Engagement with trainees and educators indicated a desire to learn about conditions they felt were not well covered, such as complex conditions with concurrent physical, mental and emotional symptoms, and non-condition aspects of mental health care including the medicalisation of normal emotions, brief interventions, working with the wider team and risk assessment. They also provided suggestions for additional learning experiences such as eating disorder services, addiction services and third sector services.

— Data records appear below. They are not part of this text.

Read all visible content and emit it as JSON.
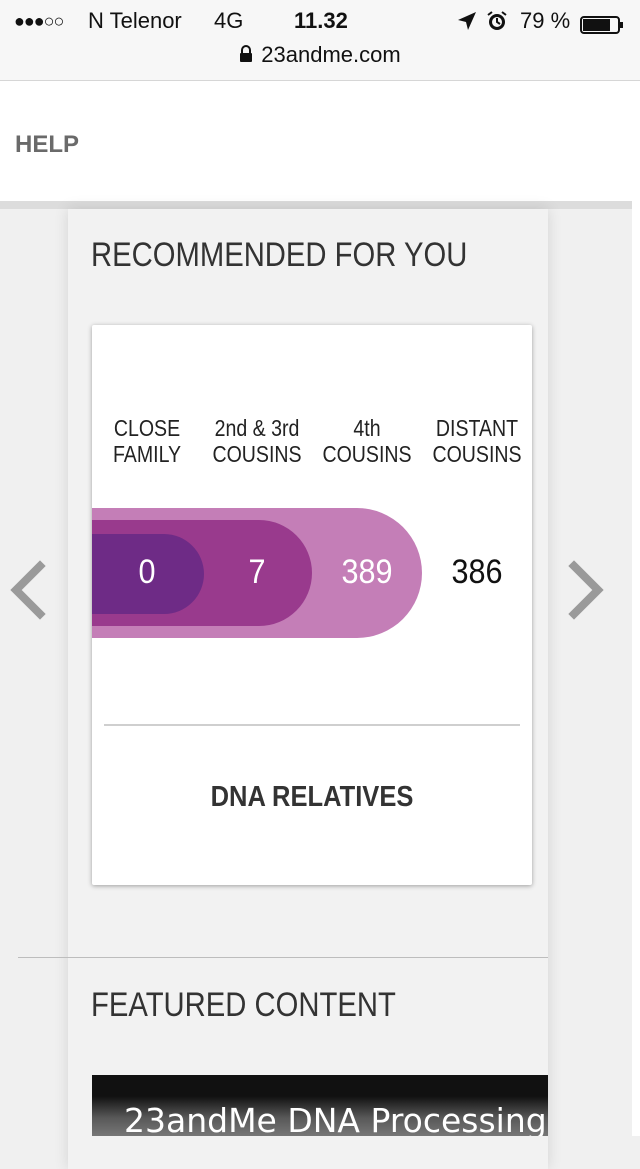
{
  "status_bar": {
    "signal": "●●●○○",
    "carrier": "N Telenor",
    "network": "4G",
    "time": "11.32",
    "battery_percent": "79 %",
    "battery_level": 0.79,
    "url": "23andme.com"
  },
  "nav": {
    "help_label": "HELP"
  },
  "recommended": {
    "title": "RECOMMENDED FOR YOU",
    "categories": [
      {
        "line1": "CLOSE",
        "line2": "FAMILY",
        "value": "0"
      },
      {
        "line1": "2nd & 3rd",
        "line2": "COUSINS",
        "value": "7"
      },
      {
        "line1": "4th",
        "line2": "COUSINS",
        "value": "389"
      },
      {
        "line1": "DISTANT",
        "line2": "COUSINS",
        "value": "386"
      }
    ],
    "link_label": "DNA RELATIVES"
  },
  "featured": {
    "title": "FEATURED CONTENT",
    "video_title": "23andMe DNA Processing"
  },
  "colors": {
    "close_family": "#6e2b86",
    "cousins_2_3": "#993a8d",
    "cousins_4": "#c47eb7"
  },
  "icons": {
    "prev": "chevron-left-icon",
    "next": "chevron-right-icon",
    "lock": "lock-icon",
    "location": "location-arrow-icon",
    "alarm": "alarm-icon",
    "battery": "battery-icon"
  }
}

As part of a place-based pilot in the North West, a GP DiT developed skills and confidence by working alongside mental health nurses in primary care. The first-year GP DiT spent six months working 1.5 to two days per week alongside three band 6 part-time mental health nurses at a general practice, gaining understanding about the links between mental health and physical health, linking with community mental health and third sector services, and learning how to do brief but safe clinical assessments. The trainee reflected on improved confidence in understanding and managing the links between physical health issues and emotional wellbeing, and less reliance on prescribing medication or referring patients on.

Priorities and action

National figures suggest that only around half of GP trainees undertake training in a mental health setting. The inclusion of mental wellbeing in this reform programme is an indication of the importance we place on enhancing care of citizens with mental health disorders, learning disabilities and neurodiverse conditions.

We see an opportunity for healthcare professionals, including GP DiTs, mental health nursing students and NHS Talking Therapies professionals, to learn together in and with the communities they seek to serve. This might include team-based learning, co-located placements, or sessional secondment. We will work with NHS England and mental health providers to create new learning opportunities.

Our primary care deans will further explore innovative training placements, which could include:

  • services not typically used, such as CAMHS, eating disorders, addiction, crisis and dementia provision;
  • national charities such as Mind and Beat – The UK’s Eating Disorder Charity;
  • local charities and third sector organisations;
  • homelessness services.

A place-based pilot in the Wirral area saw GP DiTs spend half the week in general practice and the other half in a community service, such as substance misuse services and early intervention psychosis services, supporting people with mental health conditions and those who misuse alcohol and substances. As well as boosting trainees’ knowledge of the area and ability to provide holistic physical and mental health care, the experience had the potential to influence their future career plans.

We will work with HEE’s mental health leads and key partners to address the additional educational content requirements that have been identified, and support mental health services, charities and third sector organisations to provide training in future.